Я их не винил. Они еще боялись за свои жизни, они еще боялись за свои карты, что были аккуратно сложены высокими треугольными фигурами. Они все еще боялись за свою иллюзию, свое стекло – может исцарапанное и грязное, но, по крайней мере, целое. Я бы на их месте тоже боялся. Я бы на их месте тоже бежал.
Мне пришлось прикрыть глаза. Отчасти для того, чтобы не натыкаться на тяжелый взгляд копа в зеркале – интересно, что бы он подумал, если бы знал, что я называю его копом? – а отчасти для того, чтобы приглушить яркие фонари и спрятаться от назойливых брызг неона ночного города.
- Ты как? – нарушил тишину коп. Он явно стыдился своего поведения утром, но не достаточно для того, чтобы извинится. Еще бы, я же один из тех ублюдков, кто поднял руку на свою жену.
- Физически? – переспросил я. – Неплохо.
- А внутри словно все залито жидким вонючим дерьмом?
Я встретился с ним взглядом. Он не выдержал первым. Вот как? Теперь и я так умею?
- Нет, - усмехнулся я. – Внутри пустота. Ничего не чувствую.
- Верно, - кивнул коп. – Это придет завтра. Надо только выспаться. Осознание произошедшего ударит первым лучом солнца с утра.
Мои брови поползли вверх. Коп хмыкнул.
- Мне тоже, - выдавил он.
- Тоже... что?
Брови сшиблись над переносицей, глаза впились в дорогу.
- Жена изменяла.
Я промолчал. Кажется, только издал какой-то возглас. Он хмыкнул.
- Говорила, что работу я любил больше чем ее, а изменяла мне с нашим следаком. Представляешь, а?
Я коротко кивнул, рассматривая бело-сине-красно-зеленые вывески за окном.
- Лживая сука, - чертыхнулся он.
Так вот с чем было связано то послабление при задержании? Мужская солидарность и личный опыт. Интересно, он бы ударил меня, если бы знал обо всем заранее? Возможно. В нашем гнилом мирке все возможно. И падающее стекло, и тонкая белая линия губ, и вшивый кот Шредингера в прихожей.
Он замолчал. Я замолчал. Я молчал и до этого. Молчание теперь вообще станет неотъемлемой частью меня. А к чему говорить, если все сказанное тобой – проглатывают, переваривают и спускают в унитаз мерзкопахнущей кучей. И самое обидное во всем этом говновороте, что потом эта куча, нарушая все законы физики, обязательно свалиться тебе на голову. Холодный душ заказывали? Наш слегка согрелся, пока летел.

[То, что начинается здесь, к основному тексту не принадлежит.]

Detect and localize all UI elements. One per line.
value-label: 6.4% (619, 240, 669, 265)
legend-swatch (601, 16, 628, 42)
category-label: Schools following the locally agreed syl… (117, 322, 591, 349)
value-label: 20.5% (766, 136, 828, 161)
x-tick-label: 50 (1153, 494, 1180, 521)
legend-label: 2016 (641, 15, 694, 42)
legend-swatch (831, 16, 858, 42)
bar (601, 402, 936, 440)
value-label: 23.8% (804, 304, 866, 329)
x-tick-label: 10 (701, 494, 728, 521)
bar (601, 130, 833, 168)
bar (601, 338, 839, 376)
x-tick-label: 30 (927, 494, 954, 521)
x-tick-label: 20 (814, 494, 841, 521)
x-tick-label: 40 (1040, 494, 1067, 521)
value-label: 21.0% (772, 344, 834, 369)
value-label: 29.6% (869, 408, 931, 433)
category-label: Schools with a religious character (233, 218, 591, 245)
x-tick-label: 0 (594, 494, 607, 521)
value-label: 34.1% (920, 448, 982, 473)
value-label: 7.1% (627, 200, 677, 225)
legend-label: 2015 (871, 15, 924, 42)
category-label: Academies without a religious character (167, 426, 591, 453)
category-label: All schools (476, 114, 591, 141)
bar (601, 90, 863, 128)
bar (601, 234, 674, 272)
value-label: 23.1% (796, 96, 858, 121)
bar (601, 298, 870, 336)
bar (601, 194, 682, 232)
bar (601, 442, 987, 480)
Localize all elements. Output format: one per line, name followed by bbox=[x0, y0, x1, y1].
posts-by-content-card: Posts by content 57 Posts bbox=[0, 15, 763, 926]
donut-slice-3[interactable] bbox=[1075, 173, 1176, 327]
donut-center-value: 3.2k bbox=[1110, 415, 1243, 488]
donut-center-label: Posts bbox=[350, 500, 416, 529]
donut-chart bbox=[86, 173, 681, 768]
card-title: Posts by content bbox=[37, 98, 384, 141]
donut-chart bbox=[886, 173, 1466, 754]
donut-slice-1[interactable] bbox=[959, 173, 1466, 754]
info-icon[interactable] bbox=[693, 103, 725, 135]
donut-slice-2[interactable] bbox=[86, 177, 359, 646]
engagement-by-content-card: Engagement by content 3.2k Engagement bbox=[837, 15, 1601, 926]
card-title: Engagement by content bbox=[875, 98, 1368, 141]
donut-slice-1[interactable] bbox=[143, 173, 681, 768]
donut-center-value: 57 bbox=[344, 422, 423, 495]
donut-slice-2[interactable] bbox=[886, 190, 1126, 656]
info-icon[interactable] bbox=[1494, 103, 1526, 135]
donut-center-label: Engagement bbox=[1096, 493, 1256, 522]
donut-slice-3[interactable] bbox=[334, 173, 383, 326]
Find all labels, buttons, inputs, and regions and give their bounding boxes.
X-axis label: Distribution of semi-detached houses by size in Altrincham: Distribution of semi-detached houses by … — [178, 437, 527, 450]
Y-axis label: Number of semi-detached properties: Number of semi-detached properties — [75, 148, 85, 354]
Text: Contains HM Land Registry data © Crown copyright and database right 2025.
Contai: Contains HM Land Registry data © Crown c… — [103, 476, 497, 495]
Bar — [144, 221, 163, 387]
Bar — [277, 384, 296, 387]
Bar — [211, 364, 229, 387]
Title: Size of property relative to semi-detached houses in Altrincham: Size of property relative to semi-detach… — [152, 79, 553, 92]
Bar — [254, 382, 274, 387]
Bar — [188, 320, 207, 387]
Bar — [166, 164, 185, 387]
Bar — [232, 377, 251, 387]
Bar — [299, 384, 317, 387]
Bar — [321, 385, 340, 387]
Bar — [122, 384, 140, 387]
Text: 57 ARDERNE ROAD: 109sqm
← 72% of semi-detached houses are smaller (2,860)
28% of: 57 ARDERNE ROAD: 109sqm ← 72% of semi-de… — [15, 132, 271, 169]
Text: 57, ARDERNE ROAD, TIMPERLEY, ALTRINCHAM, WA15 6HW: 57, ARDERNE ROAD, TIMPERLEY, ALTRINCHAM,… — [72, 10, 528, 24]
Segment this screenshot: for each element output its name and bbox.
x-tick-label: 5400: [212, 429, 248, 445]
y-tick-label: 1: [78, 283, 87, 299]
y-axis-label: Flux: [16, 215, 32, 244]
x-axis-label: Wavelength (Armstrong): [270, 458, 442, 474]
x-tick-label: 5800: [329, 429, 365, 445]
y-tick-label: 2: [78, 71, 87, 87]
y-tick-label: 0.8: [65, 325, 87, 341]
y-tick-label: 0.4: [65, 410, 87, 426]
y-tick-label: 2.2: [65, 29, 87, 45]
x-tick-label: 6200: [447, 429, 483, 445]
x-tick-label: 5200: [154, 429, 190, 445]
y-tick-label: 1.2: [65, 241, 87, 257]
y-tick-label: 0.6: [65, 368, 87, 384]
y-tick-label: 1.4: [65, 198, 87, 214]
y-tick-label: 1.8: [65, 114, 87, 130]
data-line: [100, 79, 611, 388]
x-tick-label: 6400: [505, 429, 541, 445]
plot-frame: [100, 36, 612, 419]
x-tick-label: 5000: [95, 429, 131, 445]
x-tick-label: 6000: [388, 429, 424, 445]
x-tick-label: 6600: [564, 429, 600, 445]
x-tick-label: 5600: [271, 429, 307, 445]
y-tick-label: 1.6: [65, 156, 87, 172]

Мы со скрежетом вписались в поворот и выехали на центральную улицу – мою улицу. Что-то под днищем заскрипело, брызговики прохрустели по асфальту. Я практически увидел, как отваливается железный колпак и катится, позвякивая по пустынной дороге. Да только не было у фокуса допотопных колпаков.
- Как зовут? – прогремел коп, вырывая меня из мира моих грез.
- Серега, - вздрогнул я.
Коп нервно дернул головой и скривился.
- Это прям судьба, Серега. Меня тоже Серегой зовут.
Я всмотрелся в его лицо – не врал. Да и зачем ему? Хотя, мы ведь все тут сумасшедшие.
- В нас что-то или в имени нашем?
Я пожал плечами.
- И то и то.
Коп одобрительно кивнул.
- Долго вы жили вместе?
- Тринадцать лет в браке. До этого еще встречались два года.
Коп присвистнул.
- Мы-то с моей только три года прожили.
Форд вылетел на перекресток и под равнодушное мерцание желтого глаза светофора пронесся перед самым носом приземистого фургончика какой-то службы. Логотипа я не разобрал – все смазалось одним пятном.
Коп даже не заметил этого. Не услышал и надрывный сигнал клаксона вслед.
- Она тогда еще книгу одну читала, - продолжал он. – И пилила меня каждый день, говоря мол, что любовь живет три года. Слышал о такой? Фребидера, кажется.
- Бегбедер, - поправил я.
- Чего?
- Фредерик Бегбедер – так зовут автора.
- А-а-а. Так вот, я бы этому патлатому козлу с удовольствием его книгу бы в жопу засунул.
Опять виноват кто угодно кроме тебя. Вот он – тот самый человечек, о котором я говорил в самом начале. Теперь виноват красавчик французик, что написал плохую книжку. Кто угодно, но не я, не его высочество коп.